Procès jusqu’au 25 septembre

Selon une note de synthèse du PNF de juillet 2022 dont l’AFP a eu connaissance, le colonel Philippe Rives, par exemple, est soupçonné d’avoir rédigé, entre février et décembre 2015, « une fiche interne favorable à ICS » ou transmis des informations stratégiques au président de la société, Philippe de Jonquières, en échange de son embauche future comme directeur général adjoint d’ICS.

Philippe Broussard est suspecté de favoritisme, en ce qu’il aurait contribué à ce qu’ICS soit « privilégiée » dans l’attribution des missions, « pour un surcoût minimum estimé de 16,3 millions d’euros ».
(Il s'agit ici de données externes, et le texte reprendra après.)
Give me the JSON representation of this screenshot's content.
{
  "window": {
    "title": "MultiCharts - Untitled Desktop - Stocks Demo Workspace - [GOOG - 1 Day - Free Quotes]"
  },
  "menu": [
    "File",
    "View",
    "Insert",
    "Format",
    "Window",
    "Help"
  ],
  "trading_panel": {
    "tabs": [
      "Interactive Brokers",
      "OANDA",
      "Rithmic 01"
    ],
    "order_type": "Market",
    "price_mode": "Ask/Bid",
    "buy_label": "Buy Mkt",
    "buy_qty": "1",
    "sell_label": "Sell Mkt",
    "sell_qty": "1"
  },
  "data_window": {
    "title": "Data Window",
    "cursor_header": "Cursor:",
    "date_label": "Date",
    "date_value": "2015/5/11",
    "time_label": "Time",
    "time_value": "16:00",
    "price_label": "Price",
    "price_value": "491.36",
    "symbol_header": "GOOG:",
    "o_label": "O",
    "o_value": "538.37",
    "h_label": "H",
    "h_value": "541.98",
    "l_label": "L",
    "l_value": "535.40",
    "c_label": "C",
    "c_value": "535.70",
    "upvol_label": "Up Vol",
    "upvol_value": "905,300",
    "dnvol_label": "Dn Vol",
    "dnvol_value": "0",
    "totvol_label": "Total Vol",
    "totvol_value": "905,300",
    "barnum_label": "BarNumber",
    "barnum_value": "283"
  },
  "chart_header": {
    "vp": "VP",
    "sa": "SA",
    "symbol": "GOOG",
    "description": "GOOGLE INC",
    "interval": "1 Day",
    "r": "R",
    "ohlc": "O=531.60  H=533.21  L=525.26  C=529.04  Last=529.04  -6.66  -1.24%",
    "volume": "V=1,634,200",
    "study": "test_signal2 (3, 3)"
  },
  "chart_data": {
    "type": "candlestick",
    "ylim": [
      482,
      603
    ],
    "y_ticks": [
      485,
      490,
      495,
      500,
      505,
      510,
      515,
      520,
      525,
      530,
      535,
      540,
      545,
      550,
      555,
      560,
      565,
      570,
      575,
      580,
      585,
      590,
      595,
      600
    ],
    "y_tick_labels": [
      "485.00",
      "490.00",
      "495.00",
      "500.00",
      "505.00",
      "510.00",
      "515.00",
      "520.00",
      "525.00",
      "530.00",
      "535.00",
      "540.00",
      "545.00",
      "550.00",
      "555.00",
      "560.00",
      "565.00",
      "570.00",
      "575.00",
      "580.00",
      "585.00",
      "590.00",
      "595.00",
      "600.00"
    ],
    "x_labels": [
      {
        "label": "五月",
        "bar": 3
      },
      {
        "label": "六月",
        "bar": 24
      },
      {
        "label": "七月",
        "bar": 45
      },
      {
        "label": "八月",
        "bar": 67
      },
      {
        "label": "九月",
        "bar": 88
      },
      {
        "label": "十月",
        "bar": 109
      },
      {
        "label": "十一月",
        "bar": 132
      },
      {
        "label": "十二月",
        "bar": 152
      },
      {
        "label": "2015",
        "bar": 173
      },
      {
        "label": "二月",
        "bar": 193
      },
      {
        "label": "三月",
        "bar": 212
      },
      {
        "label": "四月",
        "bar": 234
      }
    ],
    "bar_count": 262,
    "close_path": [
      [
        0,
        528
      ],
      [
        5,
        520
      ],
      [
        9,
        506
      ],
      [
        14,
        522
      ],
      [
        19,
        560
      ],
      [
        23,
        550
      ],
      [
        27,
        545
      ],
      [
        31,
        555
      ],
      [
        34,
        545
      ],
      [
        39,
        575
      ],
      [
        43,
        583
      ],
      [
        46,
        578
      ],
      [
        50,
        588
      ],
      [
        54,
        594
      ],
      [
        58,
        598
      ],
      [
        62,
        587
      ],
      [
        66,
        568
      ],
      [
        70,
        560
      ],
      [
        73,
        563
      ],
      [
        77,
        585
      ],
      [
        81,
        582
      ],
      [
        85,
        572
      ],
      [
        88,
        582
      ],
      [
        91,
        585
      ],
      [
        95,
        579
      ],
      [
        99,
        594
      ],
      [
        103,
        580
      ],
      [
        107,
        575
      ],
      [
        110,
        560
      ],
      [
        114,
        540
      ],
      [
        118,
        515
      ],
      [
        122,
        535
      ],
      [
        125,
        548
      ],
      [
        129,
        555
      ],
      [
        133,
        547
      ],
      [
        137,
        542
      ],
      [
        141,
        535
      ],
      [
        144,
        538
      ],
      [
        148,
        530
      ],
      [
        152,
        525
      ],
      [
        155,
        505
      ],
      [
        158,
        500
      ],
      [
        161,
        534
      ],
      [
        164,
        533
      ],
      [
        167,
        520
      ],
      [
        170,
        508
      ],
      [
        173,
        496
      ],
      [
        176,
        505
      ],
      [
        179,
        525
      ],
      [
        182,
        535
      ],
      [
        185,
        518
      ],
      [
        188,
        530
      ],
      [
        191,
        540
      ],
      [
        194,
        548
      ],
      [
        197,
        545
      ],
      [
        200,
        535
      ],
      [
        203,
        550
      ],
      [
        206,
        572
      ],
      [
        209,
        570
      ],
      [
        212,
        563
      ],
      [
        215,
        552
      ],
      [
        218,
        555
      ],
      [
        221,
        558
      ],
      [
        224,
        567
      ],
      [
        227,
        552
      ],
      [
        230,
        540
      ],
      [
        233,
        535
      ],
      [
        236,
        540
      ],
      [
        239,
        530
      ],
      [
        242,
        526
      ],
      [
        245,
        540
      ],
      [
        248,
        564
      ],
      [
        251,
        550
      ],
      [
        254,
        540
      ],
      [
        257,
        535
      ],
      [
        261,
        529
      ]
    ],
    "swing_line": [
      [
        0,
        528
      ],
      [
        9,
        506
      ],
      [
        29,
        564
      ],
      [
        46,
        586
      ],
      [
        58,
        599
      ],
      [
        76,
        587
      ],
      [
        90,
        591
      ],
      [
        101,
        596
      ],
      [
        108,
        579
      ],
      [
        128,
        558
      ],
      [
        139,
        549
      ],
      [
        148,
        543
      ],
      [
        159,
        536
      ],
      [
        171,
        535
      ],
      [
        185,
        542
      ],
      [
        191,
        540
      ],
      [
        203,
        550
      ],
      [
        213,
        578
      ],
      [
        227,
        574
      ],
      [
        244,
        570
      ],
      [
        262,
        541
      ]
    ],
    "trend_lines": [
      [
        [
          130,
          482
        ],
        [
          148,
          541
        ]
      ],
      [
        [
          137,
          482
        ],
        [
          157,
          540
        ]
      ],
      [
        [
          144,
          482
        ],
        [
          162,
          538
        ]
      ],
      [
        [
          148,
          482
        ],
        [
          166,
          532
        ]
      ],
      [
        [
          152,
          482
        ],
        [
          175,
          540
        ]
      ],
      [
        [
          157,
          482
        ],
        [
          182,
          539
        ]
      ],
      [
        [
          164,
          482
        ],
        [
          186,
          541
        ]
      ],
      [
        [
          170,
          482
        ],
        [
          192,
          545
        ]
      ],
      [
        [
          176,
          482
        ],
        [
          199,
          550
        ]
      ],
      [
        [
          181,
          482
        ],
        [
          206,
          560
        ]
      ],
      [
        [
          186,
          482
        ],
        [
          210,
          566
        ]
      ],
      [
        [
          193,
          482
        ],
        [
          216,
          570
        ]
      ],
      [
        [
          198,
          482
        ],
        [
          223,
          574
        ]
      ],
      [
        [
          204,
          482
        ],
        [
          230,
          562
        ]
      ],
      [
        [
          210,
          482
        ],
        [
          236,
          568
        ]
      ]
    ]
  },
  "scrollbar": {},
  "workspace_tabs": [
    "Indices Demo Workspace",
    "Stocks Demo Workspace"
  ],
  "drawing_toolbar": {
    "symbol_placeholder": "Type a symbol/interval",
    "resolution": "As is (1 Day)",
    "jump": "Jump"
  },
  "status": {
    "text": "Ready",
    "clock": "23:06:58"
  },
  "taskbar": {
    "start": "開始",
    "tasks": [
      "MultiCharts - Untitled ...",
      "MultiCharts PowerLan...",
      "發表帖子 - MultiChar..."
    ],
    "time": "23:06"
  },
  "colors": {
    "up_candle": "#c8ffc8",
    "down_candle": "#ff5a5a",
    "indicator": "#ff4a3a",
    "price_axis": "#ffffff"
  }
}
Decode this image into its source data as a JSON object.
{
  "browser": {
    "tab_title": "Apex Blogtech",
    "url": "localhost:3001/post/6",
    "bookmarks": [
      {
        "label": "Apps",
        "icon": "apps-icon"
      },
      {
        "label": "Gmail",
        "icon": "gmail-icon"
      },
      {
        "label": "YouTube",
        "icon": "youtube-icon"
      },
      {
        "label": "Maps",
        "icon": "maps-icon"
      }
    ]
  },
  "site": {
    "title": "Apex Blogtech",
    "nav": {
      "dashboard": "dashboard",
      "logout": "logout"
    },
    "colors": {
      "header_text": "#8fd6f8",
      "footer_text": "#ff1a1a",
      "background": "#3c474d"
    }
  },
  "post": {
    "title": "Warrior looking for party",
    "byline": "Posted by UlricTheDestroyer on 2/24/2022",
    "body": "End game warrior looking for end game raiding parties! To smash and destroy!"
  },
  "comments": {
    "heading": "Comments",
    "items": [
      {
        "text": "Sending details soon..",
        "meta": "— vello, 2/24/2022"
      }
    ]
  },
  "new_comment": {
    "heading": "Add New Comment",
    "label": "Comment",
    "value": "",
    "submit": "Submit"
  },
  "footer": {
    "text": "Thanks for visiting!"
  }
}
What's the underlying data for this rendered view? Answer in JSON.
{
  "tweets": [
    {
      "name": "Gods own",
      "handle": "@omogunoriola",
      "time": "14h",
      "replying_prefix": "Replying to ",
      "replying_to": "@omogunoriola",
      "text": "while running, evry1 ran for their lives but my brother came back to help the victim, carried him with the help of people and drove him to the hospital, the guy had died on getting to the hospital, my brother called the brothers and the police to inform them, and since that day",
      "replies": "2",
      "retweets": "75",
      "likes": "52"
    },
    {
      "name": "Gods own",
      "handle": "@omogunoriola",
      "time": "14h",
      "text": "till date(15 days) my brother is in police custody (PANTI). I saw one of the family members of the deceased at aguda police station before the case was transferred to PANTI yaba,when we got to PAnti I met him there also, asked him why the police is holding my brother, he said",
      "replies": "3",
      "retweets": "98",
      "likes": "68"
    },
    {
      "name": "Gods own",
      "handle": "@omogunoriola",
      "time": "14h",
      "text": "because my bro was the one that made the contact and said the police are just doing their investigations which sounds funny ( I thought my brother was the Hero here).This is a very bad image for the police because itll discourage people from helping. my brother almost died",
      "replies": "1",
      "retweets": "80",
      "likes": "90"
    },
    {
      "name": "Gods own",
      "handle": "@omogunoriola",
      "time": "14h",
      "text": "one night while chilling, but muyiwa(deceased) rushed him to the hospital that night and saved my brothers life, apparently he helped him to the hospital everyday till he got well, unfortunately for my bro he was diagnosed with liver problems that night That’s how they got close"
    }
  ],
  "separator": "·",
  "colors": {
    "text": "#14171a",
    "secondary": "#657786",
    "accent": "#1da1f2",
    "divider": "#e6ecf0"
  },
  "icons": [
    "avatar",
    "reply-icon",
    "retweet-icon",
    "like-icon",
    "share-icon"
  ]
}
En novembre 2017, après l’ouverture de l’enquête pénale, l’armée française n’a pas reconduit le marché qui la liait à ICS sur le marché du fret des opérations extérieures.

En marge de ce dossier, trois journalistes de Radio France et de Disclose qui avaient enquêté sur l’affaire ont été entendus en décembre 2022, en audition libre, par la Direction générale de la sécurité intérieure (DGSI), pour des soupçons d’atteinte au secret de la défense nationale.

Le procès est prévu jusqu’au 25 septembre.